Many of you will be faced with the problem of "buying" a tour and this is where you have to be very careful not to price yourself so low that you will not be able to afford to service it. There will undoubtedly be an unexpected flight or two, many next-day counter-to-counter shipments, or a crew switch. Gear does go down and chemistry between vendor staff and client is not always predictable. Be prepared. You may even want to make some allowance for promo swag, but whatever you do, wait until the end of the tour before you give it out. This way you can count on at least one positive finale, just in case.

If you're actually conducting your bidding process with a tour accountant, price is more of an important factor than if you are dealing with a designer who has never had a budget restriction. By now you have determined if this bid is based on price point or not. Low bid may win every time with some clients and get you thrown out on the first pass with others.

Now it is time to contract this nice little piece of business, but you have basically been a rental house based on the huge quantities of loose fixtures and big lack of pre-rigged truss. Some of us are big supporters of running the contract proposal by the company attorney. Never assume you know all there is to know about contracts of this nature. They get very tricky.

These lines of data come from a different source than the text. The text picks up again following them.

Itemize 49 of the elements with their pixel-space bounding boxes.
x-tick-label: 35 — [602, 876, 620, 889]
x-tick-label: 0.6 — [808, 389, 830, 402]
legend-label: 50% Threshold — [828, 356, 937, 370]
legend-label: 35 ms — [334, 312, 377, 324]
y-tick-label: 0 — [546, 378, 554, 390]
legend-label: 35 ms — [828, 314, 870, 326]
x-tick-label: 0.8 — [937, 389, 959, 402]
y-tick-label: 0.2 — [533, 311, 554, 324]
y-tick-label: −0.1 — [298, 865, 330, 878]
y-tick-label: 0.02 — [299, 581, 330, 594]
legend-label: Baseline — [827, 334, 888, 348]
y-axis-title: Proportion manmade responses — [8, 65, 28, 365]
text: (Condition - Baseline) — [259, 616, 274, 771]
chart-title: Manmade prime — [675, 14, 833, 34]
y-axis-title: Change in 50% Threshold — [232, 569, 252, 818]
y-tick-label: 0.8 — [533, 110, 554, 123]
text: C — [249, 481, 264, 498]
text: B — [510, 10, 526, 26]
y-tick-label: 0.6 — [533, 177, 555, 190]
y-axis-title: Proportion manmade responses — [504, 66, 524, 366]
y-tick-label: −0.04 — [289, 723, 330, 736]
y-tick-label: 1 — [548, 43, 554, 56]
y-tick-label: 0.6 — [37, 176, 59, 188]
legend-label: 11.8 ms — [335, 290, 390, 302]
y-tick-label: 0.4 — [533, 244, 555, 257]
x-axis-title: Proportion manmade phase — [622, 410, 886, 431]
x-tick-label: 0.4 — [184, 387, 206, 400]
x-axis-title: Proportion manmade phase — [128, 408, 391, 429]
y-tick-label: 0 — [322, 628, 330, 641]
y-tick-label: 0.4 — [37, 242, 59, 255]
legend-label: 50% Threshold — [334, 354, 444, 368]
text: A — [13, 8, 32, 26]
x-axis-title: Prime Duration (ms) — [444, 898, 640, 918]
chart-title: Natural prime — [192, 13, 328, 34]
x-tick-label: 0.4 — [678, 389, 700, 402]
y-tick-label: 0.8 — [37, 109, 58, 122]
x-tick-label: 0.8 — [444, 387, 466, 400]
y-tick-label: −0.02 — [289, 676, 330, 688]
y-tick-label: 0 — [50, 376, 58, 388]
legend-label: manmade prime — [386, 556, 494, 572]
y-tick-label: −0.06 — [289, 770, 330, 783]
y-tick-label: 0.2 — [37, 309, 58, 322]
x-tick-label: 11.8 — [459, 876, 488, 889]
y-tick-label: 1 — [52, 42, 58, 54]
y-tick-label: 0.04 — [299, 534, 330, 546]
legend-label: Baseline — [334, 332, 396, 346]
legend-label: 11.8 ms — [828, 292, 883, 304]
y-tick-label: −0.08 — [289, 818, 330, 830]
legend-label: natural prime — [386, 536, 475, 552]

The artist's business manager pays vendors weekly (hopefully) so a payment schedule needs to be drawn up as an addendum to the contract. Deposits are usually paid to the vendor in the form of one week's full rental price, or first and last weeks depending on how you as a vendor feel about the stability of your client or the longevity of the tour. You can get a copy of Billboard every week and track artist charts until you're blue in the face--and one never really knows whether or not a new act is going to break out a hit. Don't feel too bad if you do worse than the research team at Sony Records. If we were really good at this process, record labels would have much bigger staffs.

Another good idea is to be present at the end of production rehearsals and for the first show or two. Stay in daily contact with your crew chief and check in with the production manager often (unless he calls you every morning at 3am from the hotel bar). Visit the tour again around the halfway point of the itinerary and always be at the last show. . . your competitor probably will be.

Randy Wade is an independent writer in Atlanta who has spent the last 12 years immersed up to his neck with some of the most renowned lighting companies and manufacturers in the industry.